Elle utilisa selon les époques et les effets recherchés les divers moyens mis à sa disposition : le fusain, l'encre, ou la mine de plomb, pour le noir et blanc, mais également l'aquarelle ainsi que la gouache pour la couleur.

Vers les années 1930, apparut le le crayon gras noir plus facile d'emploi que le fusain ou l'encre. Ils permettaient, mieux que la mine de plomb, des noirs très francs.
Yvonne Jean-Haffen semble s'en être emparée avec enthousiasme à en juger par le nombre d'œuvres pour lesquelles elle utilisa ce matériau. En noir et blanc ou en couleur, utilisant la pointe taillée ou le crayon manié à plat pour les ombres, l'artiste s'en servit tant pour des œuvres documentaires que pour des œuvres finies (scènes, paysages, études multiples).
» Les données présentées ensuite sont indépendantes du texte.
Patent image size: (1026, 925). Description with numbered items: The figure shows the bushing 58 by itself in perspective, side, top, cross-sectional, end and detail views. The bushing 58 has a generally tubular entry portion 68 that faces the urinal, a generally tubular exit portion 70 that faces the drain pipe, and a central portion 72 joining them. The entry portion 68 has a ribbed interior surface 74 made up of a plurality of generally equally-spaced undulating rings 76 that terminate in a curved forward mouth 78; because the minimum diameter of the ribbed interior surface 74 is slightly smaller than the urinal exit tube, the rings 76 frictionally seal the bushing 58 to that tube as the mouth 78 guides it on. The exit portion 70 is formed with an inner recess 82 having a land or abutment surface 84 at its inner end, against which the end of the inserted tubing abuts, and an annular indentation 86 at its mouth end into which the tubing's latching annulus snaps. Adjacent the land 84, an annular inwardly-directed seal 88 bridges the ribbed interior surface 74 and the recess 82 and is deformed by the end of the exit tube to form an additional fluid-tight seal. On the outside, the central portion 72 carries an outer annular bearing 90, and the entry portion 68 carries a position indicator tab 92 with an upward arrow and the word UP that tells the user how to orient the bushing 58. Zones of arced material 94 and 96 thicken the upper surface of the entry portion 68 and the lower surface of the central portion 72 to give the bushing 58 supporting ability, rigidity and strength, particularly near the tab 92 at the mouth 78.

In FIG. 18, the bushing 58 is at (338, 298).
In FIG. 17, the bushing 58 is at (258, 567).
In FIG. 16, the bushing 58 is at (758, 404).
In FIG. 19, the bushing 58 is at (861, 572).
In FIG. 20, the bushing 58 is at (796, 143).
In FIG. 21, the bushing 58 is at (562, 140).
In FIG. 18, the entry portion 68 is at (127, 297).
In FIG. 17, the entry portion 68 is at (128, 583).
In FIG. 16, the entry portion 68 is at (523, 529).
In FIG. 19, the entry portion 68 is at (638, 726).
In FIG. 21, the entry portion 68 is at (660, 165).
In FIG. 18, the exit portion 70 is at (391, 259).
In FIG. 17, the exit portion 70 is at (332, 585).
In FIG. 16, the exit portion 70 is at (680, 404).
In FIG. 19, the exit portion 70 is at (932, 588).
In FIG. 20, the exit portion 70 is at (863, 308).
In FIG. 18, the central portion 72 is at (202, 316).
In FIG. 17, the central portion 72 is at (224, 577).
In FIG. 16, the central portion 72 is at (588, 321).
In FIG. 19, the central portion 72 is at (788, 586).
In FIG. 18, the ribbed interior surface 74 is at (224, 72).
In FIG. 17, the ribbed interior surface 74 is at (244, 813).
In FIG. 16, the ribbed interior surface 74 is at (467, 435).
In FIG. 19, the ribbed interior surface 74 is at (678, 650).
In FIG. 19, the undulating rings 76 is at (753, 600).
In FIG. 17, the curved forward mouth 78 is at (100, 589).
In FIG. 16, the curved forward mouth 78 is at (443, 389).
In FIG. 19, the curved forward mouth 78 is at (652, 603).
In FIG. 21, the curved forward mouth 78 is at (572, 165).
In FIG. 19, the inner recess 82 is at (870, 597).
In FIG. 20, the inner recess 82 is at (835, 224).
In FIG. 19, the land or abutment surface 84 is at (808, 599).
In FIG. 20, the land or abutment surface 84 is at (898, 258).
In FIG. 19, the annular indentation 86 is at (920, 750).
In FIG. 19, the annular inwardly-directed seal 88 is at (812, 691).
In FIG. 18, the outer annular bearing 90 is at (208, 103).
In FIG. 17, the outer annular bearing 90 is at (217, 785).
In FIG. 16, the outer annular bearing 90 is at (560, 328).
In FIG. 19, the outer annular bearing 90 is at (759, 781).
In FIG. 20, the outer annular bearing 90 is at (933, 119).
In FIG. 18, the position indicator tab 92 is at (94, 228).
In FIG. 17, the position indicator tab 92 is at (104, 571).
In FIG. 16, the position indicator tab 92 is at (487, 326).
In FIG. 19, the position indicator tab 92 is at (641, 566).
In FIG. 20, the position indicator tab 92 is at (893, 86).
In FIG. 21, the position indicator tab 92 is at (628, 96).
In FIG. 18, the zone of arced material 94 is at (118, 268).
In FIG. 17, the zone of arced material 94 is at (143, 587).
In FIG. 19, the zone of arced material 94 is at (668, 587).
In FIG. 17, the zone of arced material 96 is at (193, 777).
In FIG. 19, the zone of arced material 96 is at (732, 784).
Après la guerre de 1939-1945, pauvre en matériaux de qualité, des papiers plus blancs et moins absorbants apparurent sur le marché, ainsi que le crayon feutre ou le crayon à bille offrant une gamme plus large de contrastes dans son œuvre dessinée. Les dessins d'Yvonne Jean-Haffen évoluèrent, du coup, dans le sens de la précision et de la vigueur du trait.

N'employant jamais de gomme, sa main acquit une précision et une fermeté qui donnent à ses dessins une très grande qualité d'expression, malgré l'économie de moyens.